À Conakry, les filles font entendre leur voix contre le mariage précoce

À Conakry, les filles font entendre leur voix contre le mariage précoce

Conakry, 17 octobre 2025 — Elles étaient nombreuses, confiantes et déterminées. À l’occasion de la Journée internationale de la fille, célébrée en différé, le Club des Jeunes Filles Leaders de Guinée (CJFLG) et Plan International Guinée ont réuni au Centre Culturel Franco-Guinéen des jeunes, des responsables publics et des partenaires autour d’un ciné-débat inspirant : « Écouter les filles, agir avec elles ».

L’objectif ? Donner la parole aux filles, celles qu’on entend trop rarement, pour parler d’un sujet qui les touche directement : le mariage d’enfants.

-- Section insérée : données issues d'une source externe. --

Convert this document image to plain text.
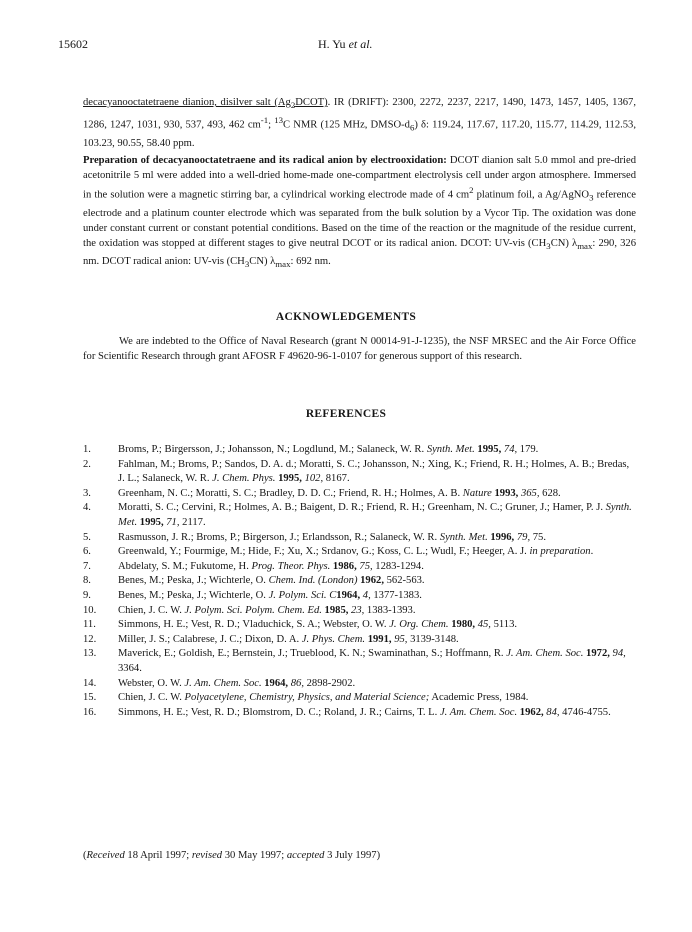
15602	H. Yu et al.
decacyanooctatetraene dianion, disilver salt $(Ag_2DCOT)$. IR (DRIFT): 2300, 2272, 2237, 2217, 1490, 1473, 1457, 1405, 1367, 1286, 1247, 1031, 930, 537, 493, 462 $cm^{-1}$; $^{13}$C NMR (125 MHz, DMSO-$d_6$) δ: 119.24, 117.67, 117.20, 115.77, 114.29, 112.53, 103.23, 90.55, 58.40 ppm.
Preparation of decacyanooctatetraene and its radical anion by electrooxidation: DCOT dianion salt 5.0 mmol and pre-dried acetonitrile 5 ml were added into a well-dried home-made one-compartment electrolysis cell under argon atmosphere. Immersed in the solution were a magnetic stirring bar, a cylindrical working electrode made of 4 $cm^2$ platinum foil, a Ag/AgNO$_3$ reference electrode and a platinum counter electrode which was separated from the bulk solution by a Vycor Tip. The oxidation was done under constant current or constant potential conditions. Based on the time of the reaction or the magnitude of the residue current, the oxidation was stopped at different stages to give neutral DCOT or its radical anion. DCOT: UV-vis $(CH_3CN)$ $\lambda_{max}$: 290, 326 nm. DCOT radical anion: UV-vis $(CH_3CN)$ $\lambda_{max}$: 692 nm.
ACKNOWLEDGEMENTS
We are indebted to the Office of Naval Research (grant N 00014-91-J-1235), the NSF MRSEC and the Air Force Office for Scientific Research through grant AFOSR F 49620-96-1-0107 for generous support of this research.
REFERENCES
1.	Broms, P.; Birgersson, J.; Johansson, N.; Logdlund, M.; Salaneck, W. R. Synth. Met. 1995, 74, 179.
2.	Fahlman, M.; Broms, P.; Sandos, D. A. d.; Moratti, S. C.; Johansson, N.; Xing, K.; Friend, R. H.; Holmes, A. B.; Bredas, J. L.; Salaneck, W. R. J. Chem. Phys. 1995, 102, 8167.
3.	Greenham, N. C.; Moratti, S. C.; Bradley, D. D. C.; Friend, R. H.; Holmes, A. B. Nature 1993, 365, 628.
4.	Moratti, S. C.; Cervini, R.; Holmes, A. B.; Baigent, D. R.; Friend, R. H.; Greenham, N. C.; Gruner, J.; Hamer, P. J. Synth. Met. 1995, 71, 2117.
5.	Rasmusson, J. R.; Broms, P.; Birgerson, J.; Erlandsson, R.; Salaneck, W. R. Synth. Met. 1996, 79, 75.
6.	Greenwald, Y.; Fourmige, M.; Hide, F.; Xu, X.; Srdanov, G.; Koss, C. L.; Wudl, F.; Heeger, A. J. in preparation.
7.	Abdelaty, S. M.; Fukutome, H. Prog. Theor. Phys. 1986, 75, 1283-1294.
8.	Benes, M.; Peska, J.; Wichterle, O. Chem. Ind. (London) 1962, 562-563.
9.	Benes, M.; Peska, J.; Wichterle, O. J. Polym. Sci. C1964, 4, 1377-1383.
10. Chien, J. C. W. J. Polym. Sci. Polym. Chem. Ed. 1985, 23, 1383-1393.
11. Simmons, H. E.; Vest, R. D.; Vladuchick, S. A.; Webster, O. W. J. Org. Chem. 1980, 45, 5113.
12. Miller, J. S.; Calabrese, J. C.; Dixon, D. A. J. Phys. Chem. 1991, 95, 3139-3148.
13. Maverick, E.; Goldish, E.; Bernstein, J.; Trueblood, K. N.; Swaminathan, S.; Hoffmann, R. J. Am. Chem. Soc. 1972, 94, 3364.
14. Webster, O. W. J. Am. Chem. Soc. 1964, 86, 2898-2902.
15. Chien, J. C. W. Polyacetylene, Chemistry, Physics, and Material Science; Academic Press, 1984.
16. Simmons, H. E.; Vest, R. D.; Blomstrom, D. C.; Roland, J. R.; Cairns, T. L. J. Am. Chem. Soc. 1962, 84, 4746-4755.
(Received 18 April 1997; revised 30 May 1997; accepted 3 July 1997)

Quand les filles prennent la scène

À Conakry, les filles font entendre leur voix contre le mariage précoce

Le moment le plus marquant de la journée a sans doute été la scène de théâtre et le slam, interprétés par de jeunes filles du CJFLG. À travers leurs mots et leurs gestes, elles ont raconté les réalités de nombreuses adolescentes guinéennes : mariées trop tôt, privées d’école, parfois réduites au silence.

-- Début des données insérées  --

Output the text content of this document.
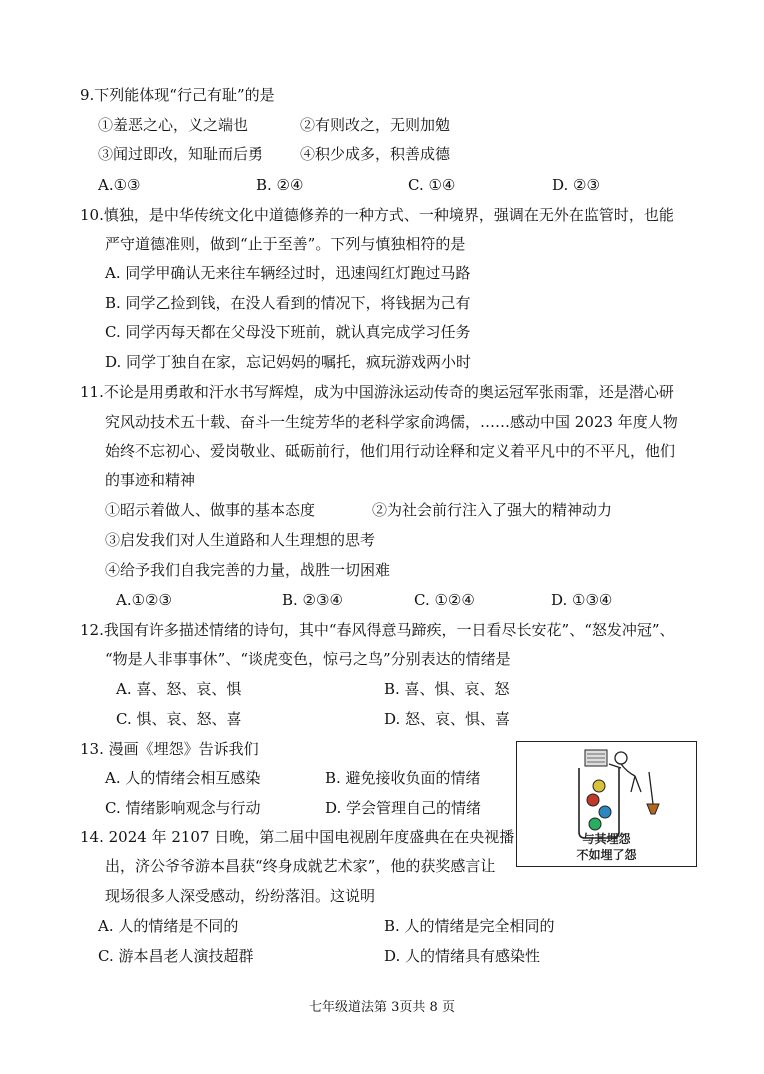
9.下列能体现“行己有耻”的是
①羞恶之心，义之端也	②有则改之，无则加勉
③闻过即改，知耻而后勇 ④积少成多，积善成德
A.①③	B. ②④	C. ①④	D. ②③
10.慎独，是中华传统文化中道德修养的一种方式、一种境界，强调在无外在监管时，也能
严守道德准则，做到“止于至善”。下列与慎独相符的是
A. 同学甲确认无来往车辆经过时，迅速闯红灯跑过马路
B. 同学乙捡到钱，在没人看到的情况下，将钱据为己有
C. 同学丙每天都在父母没下班前，就认真完成学习任务
D. 同学丁独自在家，忘记妈妈的嘱托，疯玩游戏两小时
11.不论是用勇敢和汗水书写辉煌，成为中国游泳运动传奇的奥运冠军张雨霏，还是潜心研
究风动技术五十载、奋斗一生绽芳华的老科学家俞鸿儒，……感动中国 2023 年度人物
始终不忘初心、爱岗敬业、砥砺前行，他们用行动诠释和定义着平凡中的不平凡，他们
的事迹和精神
①昭示着做人、做事的基本态度	②为社会前行注入了强大的精神动力
③启发我们对人生道路和人生理想的思考
④给予我们自我完善的力量，战胜一切困难
A.①②③	B. ②③④	C. ①②④	D. ①③④
12.我国有许多描述情绪的诗句，其中“春风得意马蹄疾，一日看尽长安花”、“怒发冲冠”、
“物是人非事事休”、“谈虎变色，惊弓之鸟”分别表达的情绪是
A. 喜、怒、哀、惧	B. 喜、惧、哀、怒
C. 惧、哀、怒、喜	D. 怒、哀、惧、喜
13. 漫画《埋怨》告诉我们
A. 人的情绪会相互感染	B. 避免接收负面的情绪
C. 情绪影响观念与行动	D. 学会管理自己的情绪
与其埋怨
不如埋了怨
14. 2024 年 2107 日晚，第二届中国电视剧年度盛典在在央视播
出，济公爷爷游本昌获“终身成就艺术家”，他的获奖感言让
现场很多人深受感动，纷纷落泪。这说明
A. 人的情绪是不同的	B. 人的情绪是完全相同的
C. 游本昌老人演技超群	D. 人的情绪具有感染性
七年级道法第 3页共 8 页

« Nous sommes la voix de celles qu’on n’écoute pas »,
a lancé l’une des slameuses, sous une pluie d’applaudissements.

Le message était clair : ces filles ne veulent plus être des victimes, mais des actrices du changement.

Un documentaire qui réveille les consciences

Le film « Seleelan », réalisé par la Fondation Soul Bang’s et Manamba, a ensuite été projeté. À travers des histoires poignantes, il met en lumière les conséquences dévastatrices du mariage précoce. La projection a ouvert un débat franc et passionné sur les solutions à mettre en œuvre pour mieux impliquer les communautés dans la prévention de cette pratique.

Des chiffres qui parlent d’eux-mêmes

Selon les données rappelées lors de la rencontre, 95 % des femmes guinéennes âgées de 15 à 49 ans ont subi des mutilations génitales féminines, et près de la moitié des filles se marient avant 18 ans. Ces mariages précoces entraînent souvent des grossesses non désirées, des abandons scolaires et une dépendance économique.

« Ces chiffres ne sont pas que des statistiques »,
a rappelé Madame Tiranké Kaba, directrice nationale adjointe de la Promotion féminine et du Genre, représentant la ministre de la Promotion féminine, de l’Enfance et des Personnes vulnérables.
Elle a insisté sur « la nécessité d’une mobilisation accrue pour l’application des lois et la protection des droits des adolescentes ».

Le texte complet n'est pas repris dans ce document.